First, the underlying layer must be built on GFS, using distributed storage to store all the data, that is, google's cloud storage.
It may be the computing platform, including task scheduling, SQL engine, and Key-Value engine.
The App Engine is built on these basic services to provide external services.
Sandbox: GAE currently supports running java and python code, both of which have sandbox (java uses securitymanager ). Through sandbox protection, malicious code can be restricted to directly operating system files and executing commands.
Datastore: this is not a real database. It should only be based on the key-value pair of GFS, and the simulated GSQL also transmits variables in a similar way of "binding" without patchwork, therefore, injection is impossible. There will be no conventional shell obtaining methods like backup and export.
Account: by default, you can use the google Account system, from google sso to appspot. The advantage is that, even if XSS occurs, attackers cannot log on to the user's google account because of cross-domain access.

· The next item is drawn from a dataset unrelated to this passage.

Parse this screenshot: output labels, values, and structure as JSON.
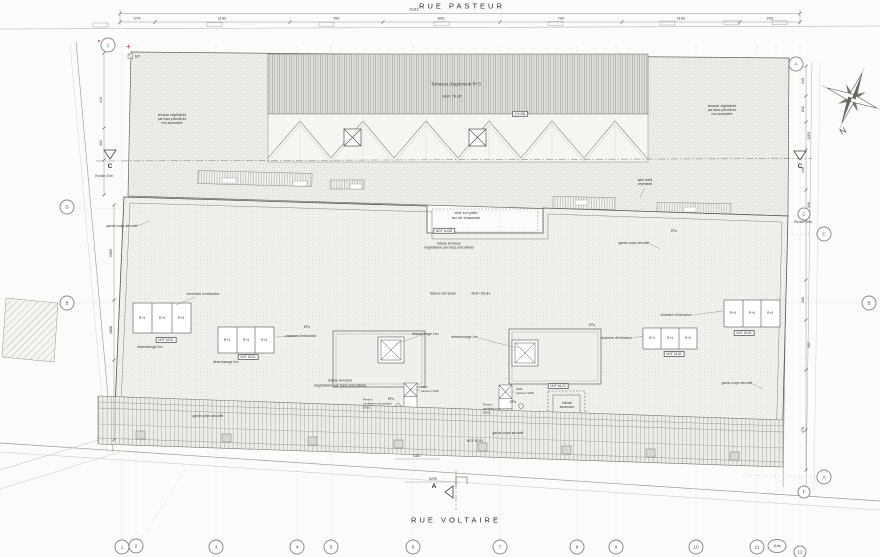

Access Control: do not know the details of google. The problem is whether data can be operated internally from app A to app B. Similar to the traditional side note. If you want to break through, you can only look at some logic vulnerabilities in internal storage. For example, if a file link is allocated to another application, the file is deleted, but the link is still there. At present, google does not seem to have provided cross-app business requirements, so each app may be independently opened in this regard.
DDOS: DDOS at the network layer and transport layer is guaranteed by google. In terms of application DDOS (CC), since the quotas limitation of GAE is used for billing, services will be stopped when the upper limit is easily reached. However, some technical means can be used to relieve the application DDOS pressure, similar to what apache mod_evasive does. However, the final solution may require google to provide the firewall-level block ip API to better solve this problem.
Get webshell? From the above analysis, it is very difficult. The only possibility is that the sandbox is bypassed. This may be caused by a java or python Library Vulnerability. If google has not been specially designed, it still has the opportunity to break through the system layer.
If you are blind, you have time to study google's security.